Nothing speaks more to the creativity of a child than an exciting adventure, such as the one Alice goes on when she encounters Wonderland. The adventure becomes even better when the child takes the lead, as is often the case in fairy tales. Throughout the book, Alice meets eccentric characters, travels to strange places, and takes several risks. In the chapter “A Mad Tea-Party,” Alice sits down at a stranger’s table, “‘It wasn’t very civil of you to sit down without being invited,’ said the March Hare. ‘I didn’t know it was your table,’ said Alice: ‘it’s laid for a great many more than three’” (56). Real world logic cautions children against trusting people they do not know, but since the strangers live in Wonderland and her rationale seems useless there, Alice sits down anyway. The risk she takes characterizes her as brave, which corresponds to the image of a protagonist on an adventure. She may also be considered foolish for her risk taking, but as she manages to avoid harm anywhere she goes, it seems unlikely that she would ever find herself in danger. This protection of the innocent child protagonist also seems prevalent as an element in fairy tales. For instance, in the Grimm version of “Snow-White and the Seven Dwarfs,” no matter what she did or who she encountered, no harm could come to the little princess. In connection with the protected child, fairy tale children tend to lack parents in their adventures. Alice mentions her parents once in the book, but proceeds on her quest alone. Her immunity and independence combine to give her a power in Wonderland that she may not otherwise have in her world. This power allows her to go on her adventures and experience strange and confusing things that amuse children while accentuating the potential of imagination.

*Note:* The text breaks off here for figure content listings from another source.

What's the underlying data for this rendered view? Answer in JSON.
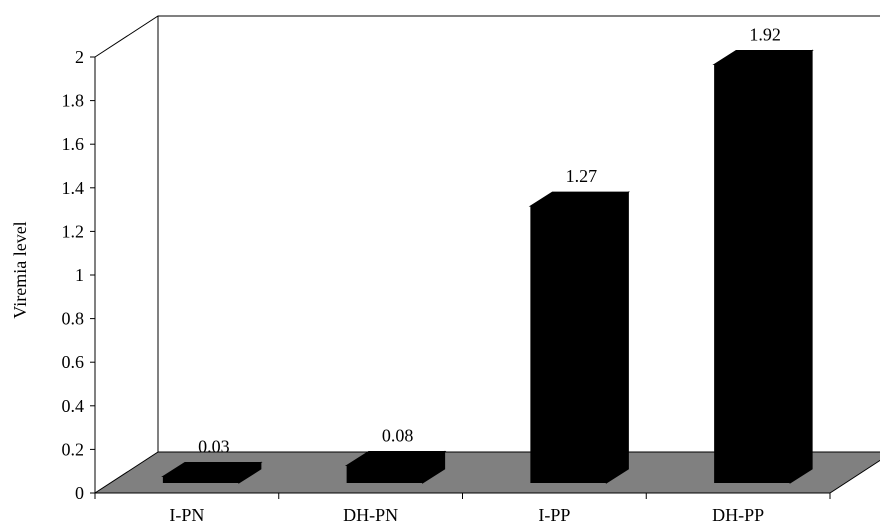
{
  "chart_data": {
    "type": "bar",
    "style": "3d",
    "categories": [
      "I-PN",
      "DH-PN",
      "I-PP",
      "DH-PP"
    ],
    "values": [
      0.03,
      0.08,
      1.27,
      1.92
    ],
    "value_labels": [
      "0.03",
      "0.08",
      "1.27",
      "1.92"
    ],
    "title": "",
    "xlabel": "",
    "ylabel": "Viremia level",
    "ylim": [
      0,
      2
    ],
    "yticks": [
      "0",
      "0.2",
      "0.4",
      "0.6",
      "0.8",
      "1",
      "1.2",
      "1.4",
      "1.6",
      "1.8",
      "2"
    ],
    "grid": false,
    "legend": "none",
    "colors": {
      "bar": "#000000",
      "floor": "#808080",
      "wall": "#ffffff",
      "line": "#000000"
    }
  }
}
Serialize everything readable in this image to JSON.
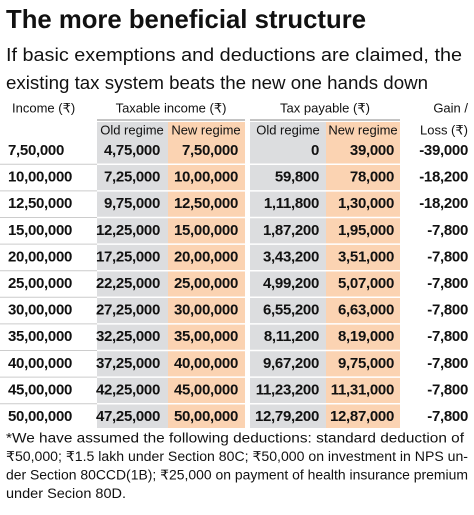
{
  "title": "The more beneficial structure",
  "subtitle": [
    "If basic exemptions and deductions are claimed, the",
    "existing tax system beats the new one hands down"
  ],
  "table": {
    "header_groups": [
      "Income (₹)",
      "Taxable income (₹)",
      "Tax payable (₹)",
      "Gain /"
    ],
    "columns": [
      "Old regime",
      "New regime",
      "Old regime",
      "New regime",
      "Loss (₹)"
    ],
    "rows": [
      [
        "7,50,000",
        "4,75,000",
        "7,50,000",
        "0",
        "39,000",
        "-39,000"
      ],
      [
        "10,00,000",
        "7,25,000",
        "10,00,000",
        "59,800",
        "78,000",
        "-18,200"
      ],
      [
        "12,50,000",
        "9,75,000",
        "12,50,000",
        "1,11,800",
        "1,30,000",
        "-18,200"
      ],
      [
        "15,00,000",
        "12,25,000",
        "15,00,000",
        "1,87,200",
        "1,95,000",
        "-7,800"
      ],
      [
        "20,00,000",
        "17,25,000",
        "20,00,000",
        "3,43,200",
        "3,51,000",
        "-7,800"
      ],
      [
        "25,00,000",
        "22,25,000",
        "25,00,000",
        "4,99,200",
        "5,07,000",
        "-7,800"
      ],
      [
        "30,00,000",
        "27,25,000",
        "30,00,000",
        "6,55,200",
        "6,63,000",
        "-7,800"
      ],
      [
        "35,00,000",
        "32,25,000",
        "35,00,000",
        "8,11,200",
        "8,19,000",
        "-7,800"
      ],
      [
        "40,00,000",
        "37,25,000",
        "40,00,000",
        "9,67,200",
        "9,75,000",
        "-7,800"
      ],
      [
        "45,00,000",
        "42,25,000",
        "45,00,000",
        "11,23,200",
        "11,31,000",
        "-7,800"
      ],
      [
        "50,00,000",
        "47,25,000",
        "50,00,000",
        "12,79,200",
        "12,87,000",
        "-7,800"
      ]
    ]
  },
  "footnote": [
    "*We have assumed the following deductions: standard deduction of",
    "₹50,000; ₹1.5 lakh under Section 80C; ₹50,000 on investment in NPS un-",
    "der Section 80CCD(1B); ₹25,000 on payment of health insurance premium",
    "under Secion 80D."
  ]
}
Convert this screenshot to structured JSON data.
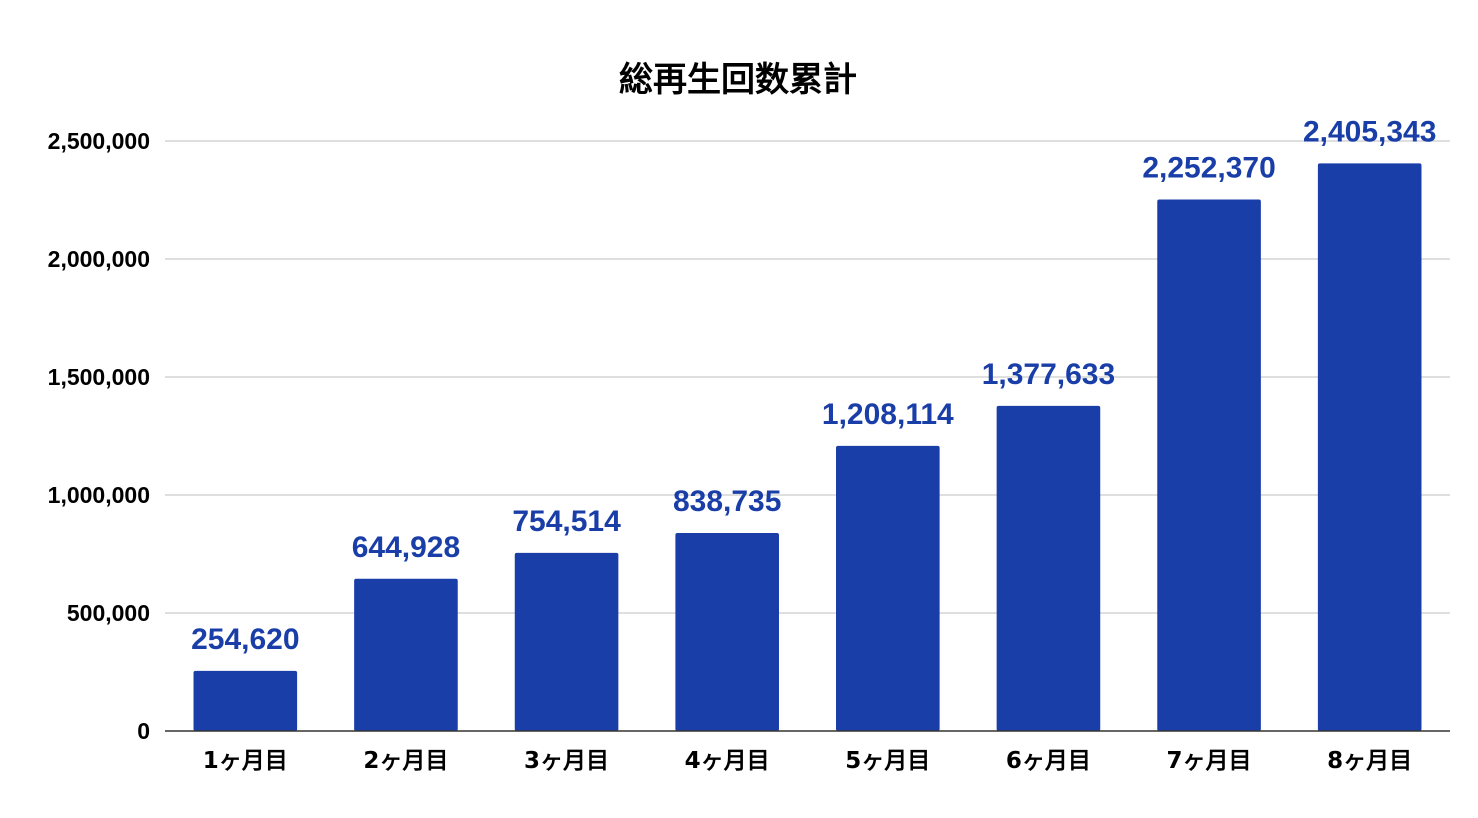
{
  "chart_data": {
    "type": "bar",
    "title": "総再生回数累計",
    "xlabel": "",
    "ylabel": "",
    "categories": [
      "1ヶ月目",
      "2ヶ月目",
      "3ヶ月目",
      "4ヶ月目",
      "5ヶ月目",
      "6ヶ月目",
      "7ヶ月目",
      "8ヶ月目"
    ],
    "values": [
      254620,
      644928,
      754514,
      838735,
      1208114,
      1377633,
      2252370,
      2405343
    ],
    "value_labels": [
      "254,620",
      "644,928",
      "754,514",
      "838,735",
      "1,208,114",
      "1,377,633",
      "2,252,370",
      "2,405,343"
    ],
    "ylim": [
      0,
      2500000
    ],
    "yticks": [
      0,
      500000,
      1000000,
      1500000,
      2000000,
      2500000
    ],
    "ytick_labels": [
      "0",
      "500,000",
      "1,000,000",
      "1,500,000",
      "2,000,000",
      "2,500,000"
    ],
    "grid": true,
    "legend": "none",
    "colors": {
      "bar": "#1a3ea8",
      "data_label": "#1a3ea8",
      "grid": "#cccccc",
      "text": "#000000"
    }
  }
}
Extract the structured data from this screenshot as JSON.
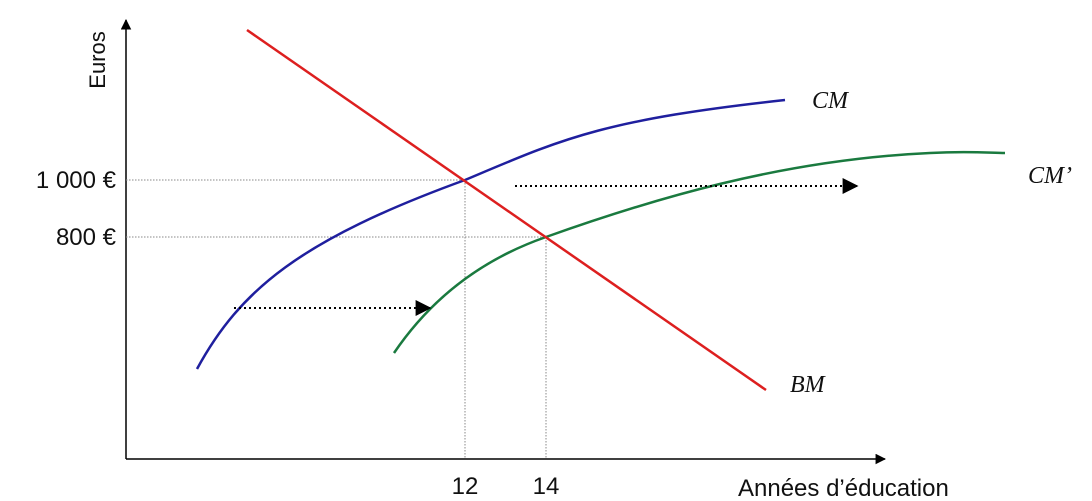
{
  "y_axis_label": "Euros",
  "x_axis_label": "Années d’éducation",
  "y_levels": [
    {
      "label": "1 000 €",
      "value": 1000
    },
    {
      "label": "800 €",
      "value": 800
    }
  ],
  "x_levels": [
    {
      "label": "12",
      "value": 12
    },
    {
      "label": "14",
      "value": 14
    }
  ],
  "curves": {
    "cm": {
      "label": "CM",
      "color": "#1f1f9e"
    },
    "cm_prime": {
      "label": "CM’",
      "color": "#1a7a3f"
    },
    "bm": {
      "label": "BM",
      "color": "#dd1f1f"
    }
  },
  "colors": {
    "axis": "#000000",
    "guide": "#888888",
    "shift_arrow": "#000000"
  }
}
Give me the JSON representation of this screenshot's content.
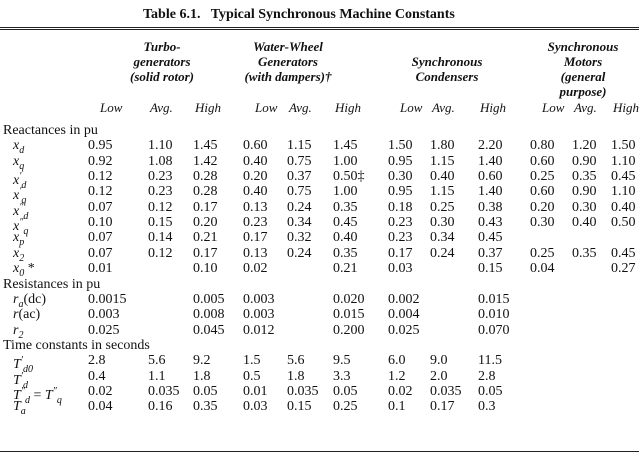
{
  "title": "Table 6.1.   Typical Synchronous Machine Constants",
  "groups": [
    {
      "lines": [
        "Turbo-",
        "generators",
        "(solid rotor)"
      ],
      "columns": [
        "Low",
        "Avg.",
        "High"
      ]
    },
    {
      "lines": [
        "Water-Wheel",
        "Generators",
        "(with dampers)†"
      ],
      "columns": [
        "Low",
        "Avg.",
        "High"
      ]
    },
    {
      "lines": [
        "Synchronous",
        "Condensers"
      ],
      "columns": [
        "Low",
        "Avg.",
        "High"
      ]
    },
    {
      "lines": [
        "Synchronous",
        "Motors",
        "(general",
        "purpose)"
      ],
      "columns": [
        "Low",
        "Avg.",
        "High"
      ]
    }
  ],
  "sections": [
    {
      "heading": "Reactances in pu",
      "rows": [
        {
          "label": [
            {
              "text": "x",
              "style": "normal"
            },
            {
              "text": "d",
              "style": "sub"
            }
          ],
          "cells": [
            "0.95",
            "1.10",
            "1.45",
            "0.60",
            "1.15",
            "1.45",
            "1.50",
            "1.80",
            "2.20",
            "0.80",
            "1.20",
            "1.50"
          ]
        },
        {
          "label": [
            {
              "text": "x",
              "style": "normal"
            },
            {
              "text": "q",
              "style": "sub"
            }
          ],
          "cells": [
            "0.92",
            "1.08",
            "1.42",
            "0.40",
            "0.75",
            "1.00",
            "0.95",
            "1.15",
            "1.40",
            "0.60",
            "0.90",
            "1.10"
          ]
        },
        {
          "label": [
            {
              "text": "x",
              "style": "normal"
            },
            {
              "text": "′",
              "style": "sup"
            },
            {
              "text": "d",
              "style": "sub"
            }
          ],
          "cells": [
            "0.12",
            "0.23",
            "0.28",
            "0.20",
            "0.37",
            "0.50‡",
            "0.30",
            "0.40",
            "0.60",
            "0.25",
            "0.35",
            "0.45"
          ]
        },
        {
          "label": [
            {
              "text": "x",
              "style": "normal"
            },
            {
              "text": "′",
              "style": "sup"
            },
            {
              "text": "q",
              "style": "sub"
            }
          ],
          "cells": [
            "0.12",
            "0.23",
            "0.28",
            "0.40",
            "0.75",
            "1.00",
            "0.95",
            "1.15",
            "1.40",
            "0.60",
            "0.90",
            "1.10"
          ]
        },
        {
          "label": [
            {
              "text": "x",
              "style": "normal"
            },
            {
              "text": "″",
              "style": "sup"
            },
            {
              "text": "d",
              "style": "sub"
            }
          ],
          "cells": [
            "0.07",
            "0.12",
            "0.17",
            "0.13",
            "0.24",
            "0.35",
            "0.18",
            "0.25",
            "0.38",
            "0.20",
            "0.30",
            "0.40"
          ]
        },
        {
          "label": [
            {
              "text": "x",
              "style": "normal"
            },
            {
              "text": "″",
              "style": "sup"
            },
            {
              "text": "q",
              "style": "sub"
            }
          ],
          "cells": [
            "0.10",
            "0.15",
            "0.20",
            "0.23",
            "0.34",
            "0.45",
            "0.23",
            "0.30",
            "0.43",
            "0.30",
            "0.40",
            "0.50"
          ]
        },
        {
          "label": [
            {
              "text": "x",
              "style": "normal"
            },
            {
              "text": "p",
              "style": "sub"
            }
          ],
          "cells": [
            "0.07",
            "0.14",
            "0.21",
            "0.17",
            "0.32",
            "0.40",
            "0.23",
            "0.34",
            "0.45",
            null,
            null,
            null
          ]
        },
        {
          "label": [
            {
              "text": "x",
              "style": "normal"
            },
            {
              "text": "2",
              "style": "sub"
            }
          ],
          "cells": [
            "0.07",
            "0.12",
            "0.17",
            "0.13",
            "0.24",
            "0.35",
            "0.17",
            "0.24",
            "0.37",
            "0.25",
            "0.35",
            "0.45"
          ]
        },
        {
          "label": [
            {
              "text": "x",
              "style": "normal"
            },
            {
              "text": "0",
              "style": "sub"
            },
            {
              "text": " *",
              "style": "plain"
            }
          ],
          "cells": [
            "0.01",
            null,
            "0.10",
            "0.02",
            null,
            "0.21",
            "0.03",
            null,
            "0.15",
            "0.04",
            null,
            "0.27"
          ]
        }
      ]
    },
    {
      "heading": "Resistances in pu",
      "rows": [
        {
          "label": [
            {
              "text": "r",
              "style": "normal"
            },
            {
              "text": "a",
              "style": "sub"
            },
            {
              "text": "(dc)",
              "style": "plain"
            }
          ],
          "cells": [
            "0.0015",
            null,
            "0.005",
            "0.003",
            null,
            "0.020",
            "0.002",
            null,
            "0.015",
            null,
            null,
            null
          ]
        },
        {
          "label": [
            {
              "text": "r",
              "style": "normal"
            },
            {
              "text": "(ac)",
              "style": "plain"
            }
          ],
          "cells": [
            "0.003",
            null,
            "0.008",
            "0.003",
            null,
            "0.015",
            "0.004",
            null,
            "0.010",
            null,
            null,
            null
          ]
        },
        {
          "label": [
            {
              "text": "r",
              "style": "normal"
            },
            {
              "text": "2",
              "style": "sub"
            }
          ],
          "cells": [
            "0.025",
            null,
            "0.045",
            "0.012",
            null,
            "0.200",
            "0.025",
            null,
            "0.070",
            null,
            null,
            null
          ]
        }
      ]
    },
    {
      "heading": "Time constants in seconds",
      "rows": [
        {
          "label": [
            {
              "text": "T",
              "style": "normal"
            },
            {
              "text": "′",
              "style": "sup"
            },
            {
              "text": "d0",
              "style": "sub"
            }
          ],
          "cells": [
            "2.8",
            "5.6",
            "9.2",
            "1.5",
            "5.6",
            "9.5",
            "6.0",
            "9.0",
            "11.5",
            null,
            null,
            null
          ]
        },
        {
          "label": [
            {
              "text": "T",
              "style": "normal"
            },
            {
              "text": "′",
              "style": "sup"
            },
            {
              "text": "d",
              "style": "sub"
            }
          ],
          "cells": [
            "0.4",
            "1.1",
            "1.8",
            "0.5",
            "1.8",
            "3.3",
            "1.2",
            "2.0",
            "2.8",
            null,
            null,
            null
          ]
        },
        {
          "label": [
            {
              "text": "T",
              "style": "normal"
            },
            {
              "text": "″",
              "style": "sup"
            },
            {
              "text": "d",
              "style": "sub"
            },
            {
              "text": " = ",
              "style": "plain"
            },
            {
              "text": "T",
              "style": "normal"
            },
            {
              "text": "″",
              "style": "sup"
            },
            {
              "text": "q",
              "style": "sub"
            }
          ],
          "cells": [
            "0.02",
            "0.035",
            "0.05",
            "0.01",
            "0.035",
            "0.05",
            "0.02",
            "0.035",
            "0.05",
            null,
            null,
            null
          ]
        },
        {
          "label": [
            {
              "text": "T",
              "style": "normal"
            },
            {
              "text": "a",
              "style": "sub"
            }
          ],
          "cells": [
            "0.04",
            "0.16",
            "0.35",
            "0.03",
            "0.15",
            "0.25",
            "0.1",
            "0.17",
            "0.3",
            null,
            null,
            null
          ]
        }
      ]
    }
  ]
}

Alice’s Adventures in Wonderland defies logic in practically any century, especially during the time of its creation. In the book, Lewis Carroll includes elements indicative of fairy tales, such as talking animals, repetition of events, and an innocent child protagonist, that help support the nonsense in his story. The conclusion of the book, where Alice’s adventures turn out to be a dream, discredits and validates the nonsense at the same time. Dreams have no need to be realistic, which gives the story all the more reason not to be. In the end, children glean the message of the wonders and capabilities of imagination.